L’unité de l’être

Voariniaina Jaquenoud Culte avec le groupe « Gasy ka manja »  au Temple de Môtiers

Prédication du culte du 21.06.2026

Lectures :  Psaume 150, 1-6 / Jean 17, 20-26

Prédication

Au premier abord, les deux textes que nous avons lus ce matin ne semblent pas traiter exactement du même sujet.

Le premier est la conclusion du livre des psaumes. Il nous présente toute une variété d’instruments de musique : des instruments à corde, comme le luth et la lyre, des instruments à vent, comme la trompe et le chalumeau ; mais aussi des percussions, comme le tambourin et les cymbales. Tous sont mis au service afin d’exprimer cet appel universel de louer l’Eternel. Et cette louange passe aussi par la danse.

La musique occupe une place importante dans la Bible, aussi bien dans l’ancien que dans le nouveau testament, ce psaume en est une belle illustration.

Cela tombe particulièrement bien aujourd’hui, puisque nous célébrons la fête de la musique. Depuis le début de notre rencontre, la musique est au cœur de notre célébration.

Ce matin, le récit que je voulais vous partager se trouve dans l’évangile de Jean qui se situe juste avant l’arrestation de Jésus et vient conclure les textes qui parlent de son testament. Dans ces quelques lignes, Jésus adresse une prière à Dieu pour ses disciples. Cette prière est parfois appelée « la prière sacerdotale »[1].

Ce moment particulièrement intime, que l’on retrouve que dans ce quatrième évangile, fait partie des textes souvent utilisés lors de la semaine de l’unité des chrétiens ou à l’occasion des célébrations œcuméniques.

Dès le début du texte, nous comprenons que Jésus ne prie pas seulement pour ses disciples présents à ses côtés. Son regard se porte déjà plus loin vers les générations futures, jusqu’à nous aujourd’hui.

A la lecture de ce passage, j’ai fait cette première constatation en me disant que Jésus avait fait une prière pour moi, pour nous. Parfois, j’ai eu le vertige face à cette relation triangulaire d’affiliation entre le Père et le fils et entre eux comme cité dans le texte « moi en eux et toi en moi ».

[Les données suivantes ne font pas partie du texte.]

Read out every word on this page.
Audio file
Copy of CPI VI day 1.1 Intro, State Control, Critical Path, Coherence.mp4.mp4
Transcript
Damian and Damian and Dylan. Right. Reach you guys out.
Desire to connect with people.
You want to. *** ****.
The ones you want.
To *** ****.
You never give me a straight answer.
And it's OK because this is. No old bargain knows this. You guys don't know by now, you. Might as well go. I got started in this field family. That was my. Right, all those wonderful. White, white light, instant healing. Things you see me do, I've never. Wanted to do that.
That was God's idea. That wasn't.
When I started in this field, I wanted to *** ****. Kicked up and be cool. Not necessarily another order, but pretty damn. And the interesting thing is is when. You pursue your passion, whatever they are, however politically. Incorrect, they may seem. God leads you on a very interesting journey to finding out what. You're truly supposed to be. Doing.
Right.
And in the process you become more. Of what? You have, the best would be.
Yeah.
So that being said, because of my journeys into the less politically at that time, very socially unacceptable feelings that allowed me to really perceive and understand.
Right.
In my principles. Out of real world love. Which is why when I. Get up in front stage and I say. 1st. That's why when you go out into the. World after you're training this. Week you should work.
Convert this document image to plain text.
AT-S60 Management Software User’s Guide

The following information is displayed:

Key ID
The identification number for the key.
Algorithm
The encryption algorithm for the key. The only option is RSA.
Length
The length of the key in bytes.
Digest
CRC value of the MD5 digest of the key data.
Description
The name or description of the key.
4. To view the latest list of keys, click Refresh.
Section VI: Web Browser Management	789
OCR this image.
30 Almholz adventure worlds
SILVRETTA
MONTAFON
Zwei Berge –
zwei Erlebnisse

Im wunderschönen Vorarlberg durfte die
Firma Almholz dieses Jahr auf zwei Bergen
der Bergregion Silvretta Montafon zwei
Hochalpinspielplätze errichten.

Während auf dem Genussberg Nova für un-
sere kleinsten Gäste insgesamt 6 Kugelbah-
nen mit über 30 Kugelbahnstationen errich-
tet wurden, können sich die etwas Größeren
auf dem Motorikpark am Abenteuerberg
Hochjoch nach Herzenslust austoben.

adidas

Cependant, plusieurs éléments ont retenu mon attention. Tout d’abord les mots « un» et « unité » ainsi que la demande de Jésus que « tous soient un ».

Posons-nous un instant pour réfléchir ensemble : Quelle signification pouvons-nous donner au fait d’être uni et de vivre l’unité ?

Nous aurons sans doute toutes et tous une réponse différente à cette question. Mais ce matin, nous nous sommes retrouvés dans ce lieu pour vivre et partager, un moment ensemble et célébrer la musique. Pour certaines et certains peut-être l’occasion de découvrir un culte pour la première fois.

Nous sommes réunis dans ce temple, pour y partager une expérience commune, afin d’y vivre un moment d’émotions qui va nous entraîner dans un même tempo.

A l’image de la musique qui est un langage universel et un symbole fondamental d’unité, nous pouvons voir comment les personnes très différentes peuvent être rassemblés autour d’une même expérience.

La musique dépasse les frontières culturelles, linguistiques et même politiques pour rassembler les individus. Par le rythme et l’harmonie, elle crée une connexion émotionnelle entres les êtres humains et transforme une expérience individuelle en une véritable force de cohésion.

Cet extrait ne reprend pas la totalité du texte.